Step Plan to be followed:

  • Activation of Director Identification Number: Presently, the DINs of the Disqualified Directors are deactivated by the RoC. In terms of the Scheme, the DINs of these Directors shall be activated for the Effective Period to enable such Disqualified Directors to file all the pending Eligible Forms. As per the recent update of the MCA, the DINs shall be activated on or before 12 January 2018.
  • Filing of pending Eligible Forms: TheDefaulting Companies shall file pending Eligible Forms with the RoC within the Effective Period by paying prescribed statutory fees for each of the Eligible Forms under the Act.
  • Filing of Form e-CODS: Upon completion of the filing of Eligible Forms, the Defaulting Companies shall have to make condonation application in form e-CODS by paying the statutory fee of INR 30,000.

Effect Non-Filing of Eligible Forms under the Scheme: TheDefaulting Companies which doesn’t file the necessary forms as prescribed under the Scheme, shall continue to be in default under the respective provisions of the Act and the DINs of the Disqualified Directors associated with these companies shall be deactivated and appropriate actions would be taken against these directors.

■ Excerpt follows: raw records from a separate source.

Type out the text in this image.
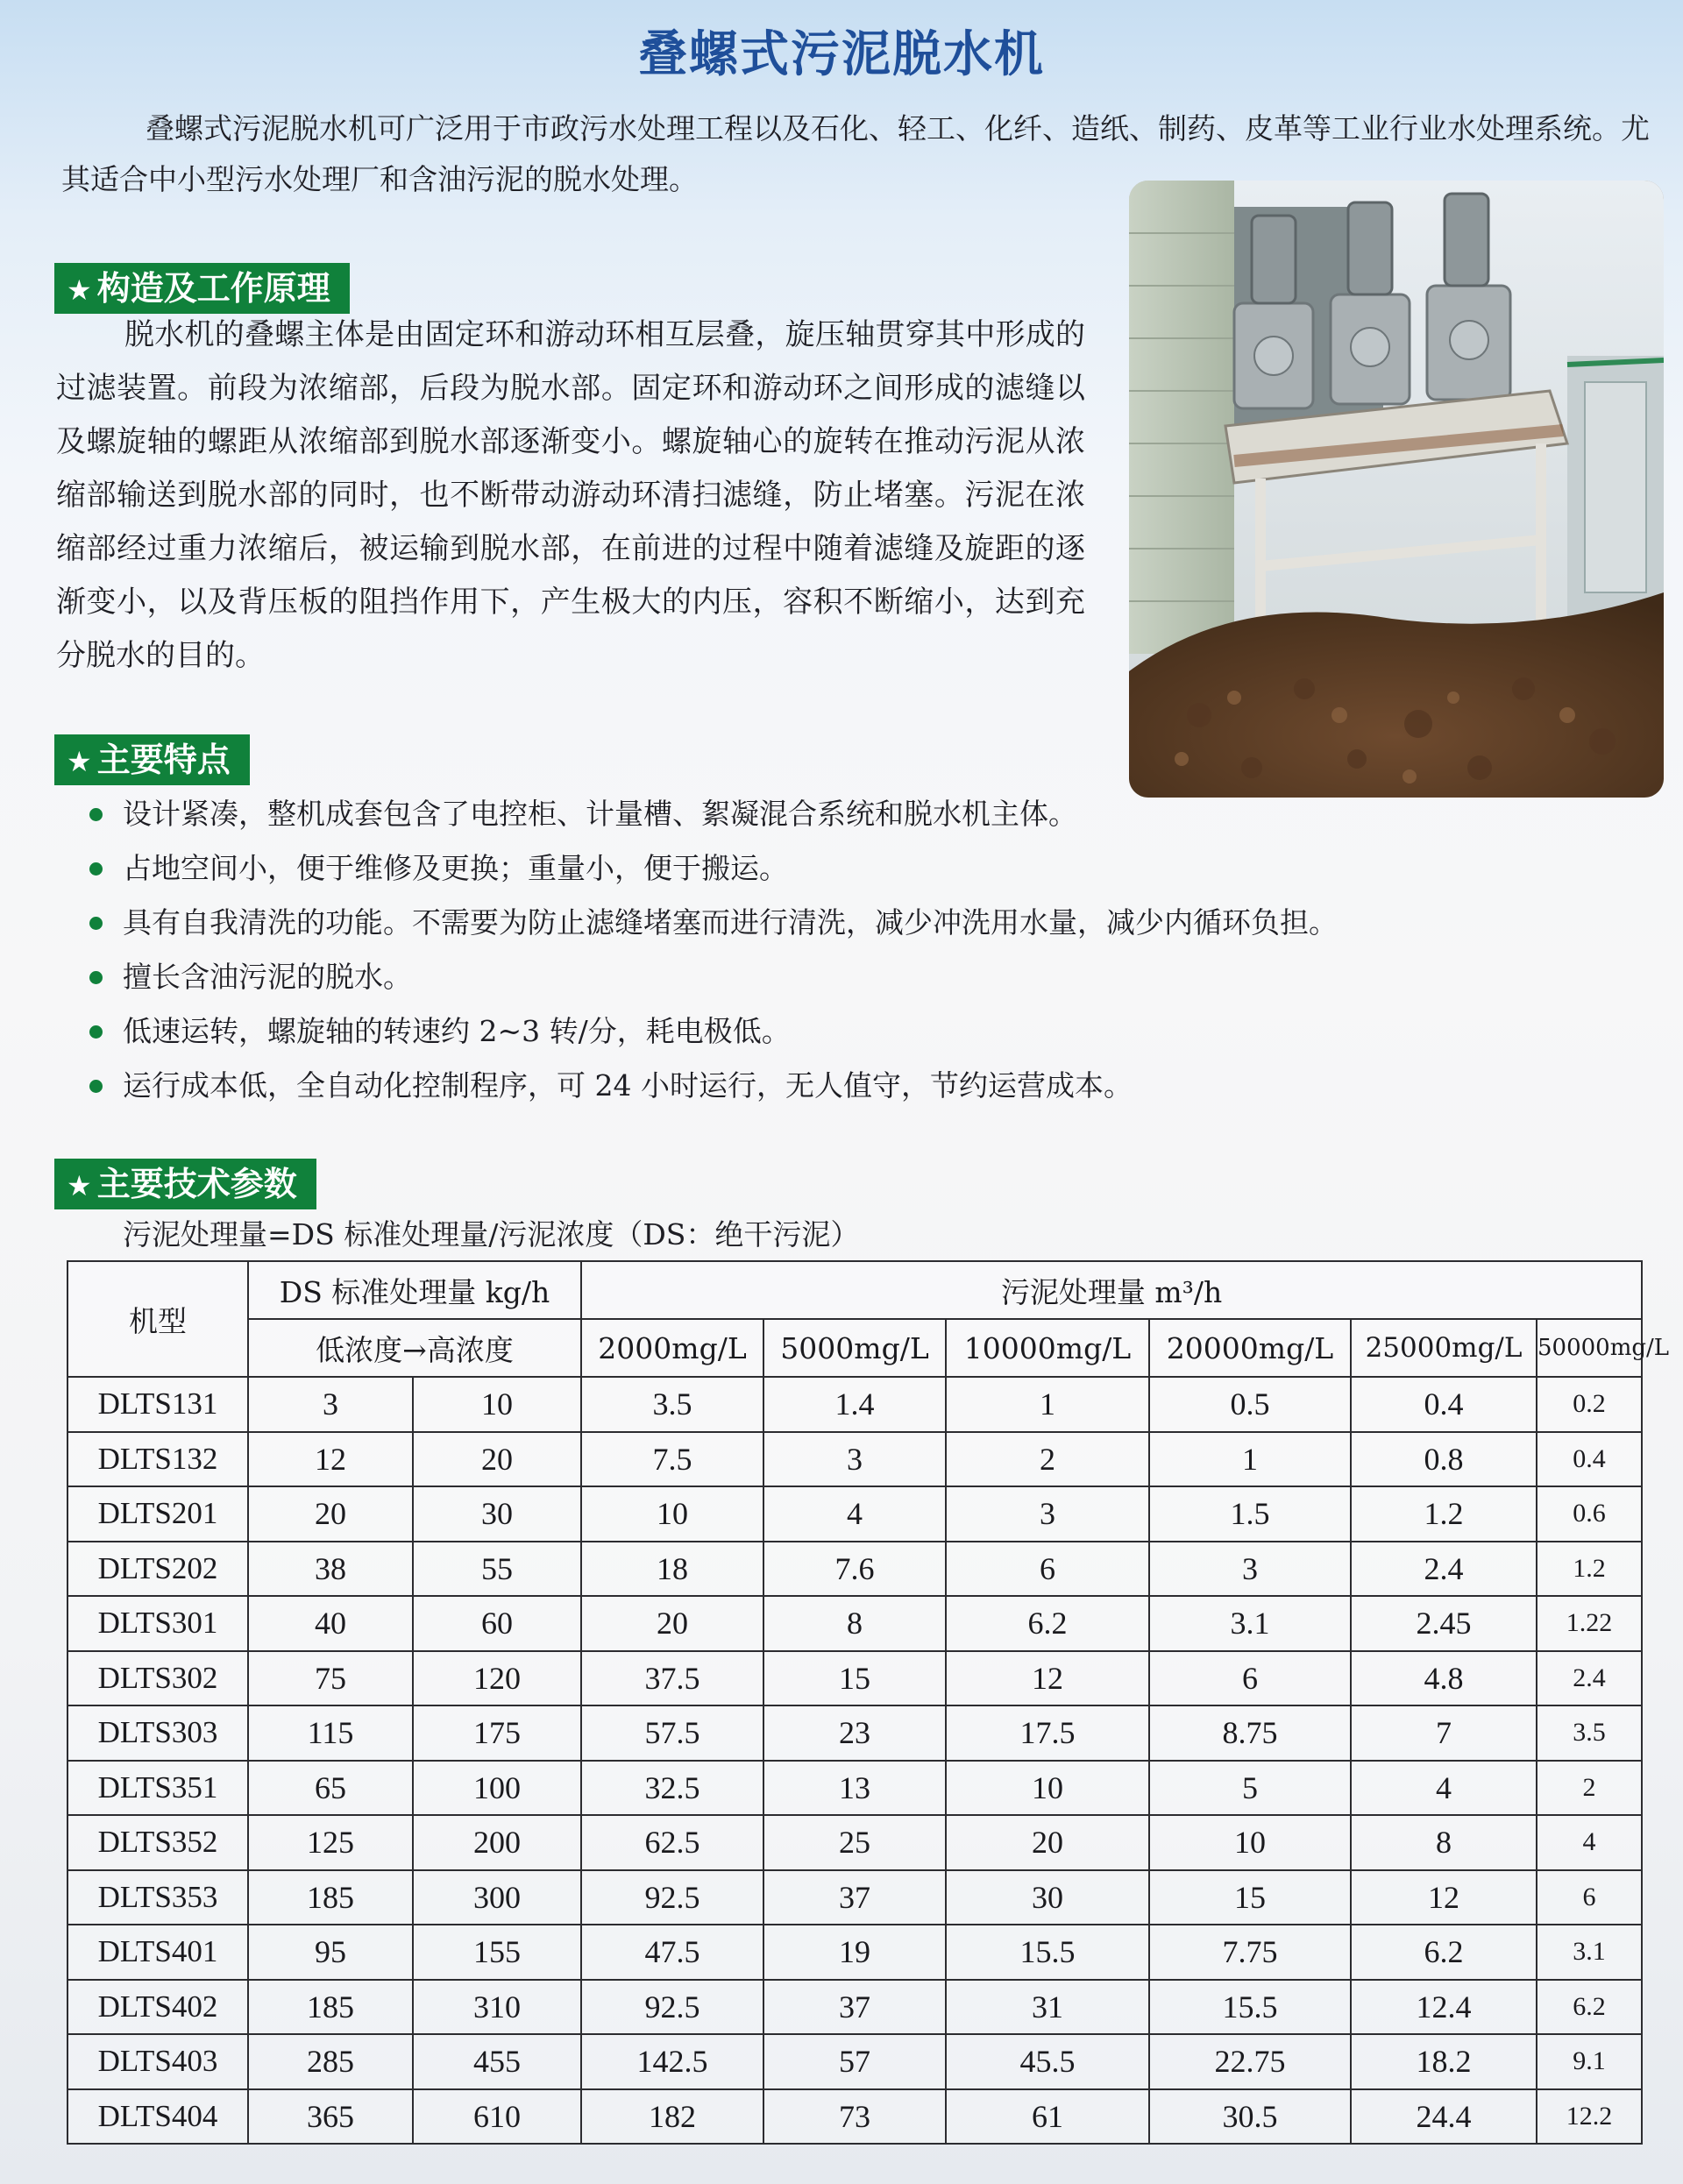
叠螺式污泥脱水机

叠螺式污泥脱水机可广泛用于市政污水处理工程以及石化、轻工、化纤、造纸、制药、皮革等工业行业水处理系统。尤其适合中小型污水处理厂和含油污泥的脱水处理。

★ 构造及工作原理

脱水机的叠螺主体是由固定环和游动环相互层叠，旋压轴贯穿其中形成的过滤装置。前段为浓缩部，后段为脱水部。固定环和游动环之间形成的滤缝以及螺旋轴的螺距从浓缩部到脱水部逐渐变小。螺旋轴心的旋转在推动污泥从浓缩部输送到脱水部的同时，也不断带动游动环清扫滤缝，防止堵塞。污泥在浓缩部经过重力浓缩后，被运输到脱水部，在前进的过程中随着滤缝及旋距的逐渐变小，以及背压板的阻挡作用下，产生极大的内压，容积不断缩小，达到充分脱水的目的。

★ 主要特点
设计紧凑，整机成套包含了电控柜、计量槽、絮凝混合系统和脱水机主体。
占地空间小，便于维修及更换；重量小，便于搬运。
具有自我清洗的功能。不需要为防止滤缝堵塞而进行清洗，减少冲洗用水量，减少内循环负担。
擅长含油污泥的脱水。
低速运转，螺旋轴的转速约 2~3 转/分，耗电极低。
运行成本低，全自动化控制程序，可 24 小时运行，无人值守，节约运营成本。
★ 主要技术参数

污泥处理量=DS 标准处理量/污泥浓度（DS：绝干污泥）

机型	DS 标准处理量 kg/h		污泥处理量 m³/h					
	低浓度→高浓度		2000mg/L	5000mg/L	10000mg/L	20000mg/L	25000mg/L	50000mg/L
DLTS131	3	10	3.5	1.4	1	0.5	0.4	0.2
DLTS132	12	20	7.5	3	2	1	0.8	0.4
DLTS201	20	30	10	4	3	1.5	1.2	0.6
DLTS202	38	55	18	7.6	6	3	2.4	1.2
DLTS301	40	60	20	8	6.2	3.1	2.45	1.22
DLTS302	75	120	37.5	15	12	6	4.8	2.4
DLTS303	115	175	57.5	23	17.5	8.75	7	3.5
DLTS351	65	100	32.5	13	10	5	4	2
DLTS352	125	200	62.5	25	20	10	8	4
DLTS353	185	300	92.5	37	30	15	12	6
DLTS401	95	155	47.5	19	15.5	7.75	6.2	3.1
DLTS402	185	310	92.5	37	31	15.5	12.4	6.2
DLTS403	285	455	142.5	57	45.5	22.75	18.2	9.1
DLTS404	365	610	182	73	61	30.5	24.4	12.2
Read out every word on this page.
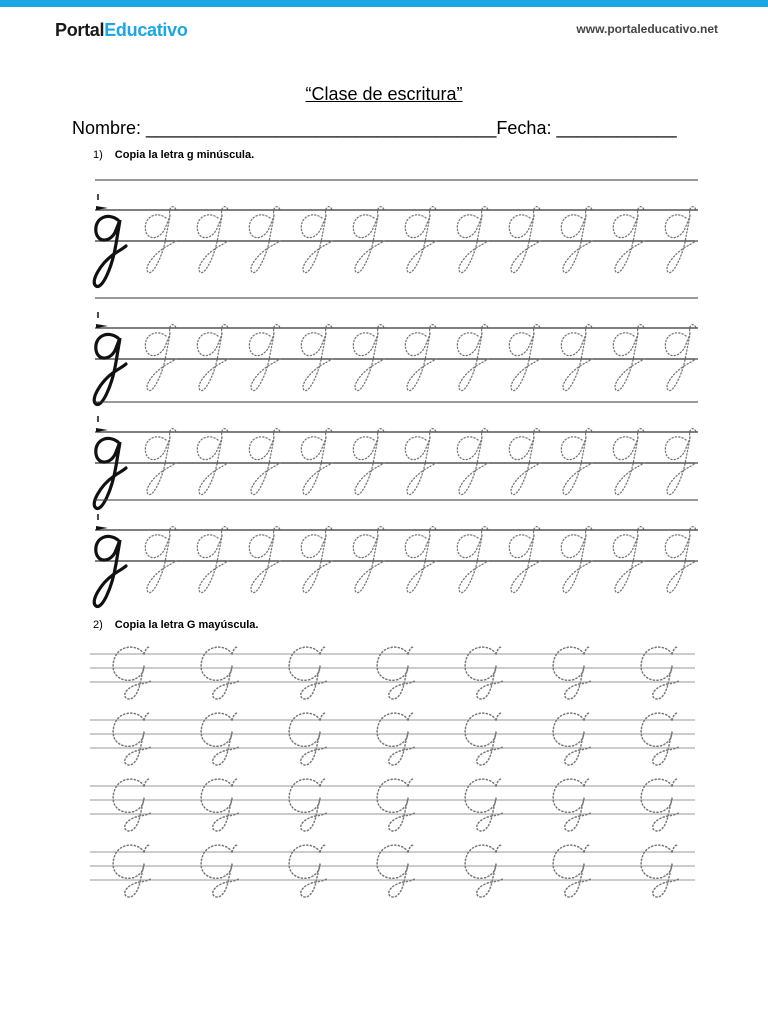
PortalEducativo	www.portaleducativo.net
“Clase de escritura”
Nombre: ___________________________________Fecha: ____________
1) Copia la letra g minúscula.
2) Copia la letra G mayúscula.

The position of Struck-Off Companies:

In terms of the Scheme, the struck-off companies are not eligible to avail the benefits, the option available now is to make an application to National Company Law Tribunal (the NCLT) to obtain the approval to restore the company, make non-compliance good (all pending annual filing forms to be filed). Post-filing these forms, the DINs of Disqualified Directors continue to be active and their names shall be removed from the list of Disqualified Directors maintained by the MCA.

Conclusion

While there is a big relief for the Disqualified Directors, the Scheme continues to exclude the directors of the struck-off companies. These struck-off companies shall have to follow a lengthier and time-consuming process of NCLT approval to restore the companies. Further, there is no clarification to those Disqualified Directors of the struck-off companies who do not wish to continue the business or alternate mechanism to restore the DINs of the Disqualified Directors without restoring the struck-off companies. Given this, the question that still persists is, merely to file these forms, should you restore the company à file the pending annual forms(most likely NIL figures, as there wouldn’t be any transactions for these years)àshut down the company.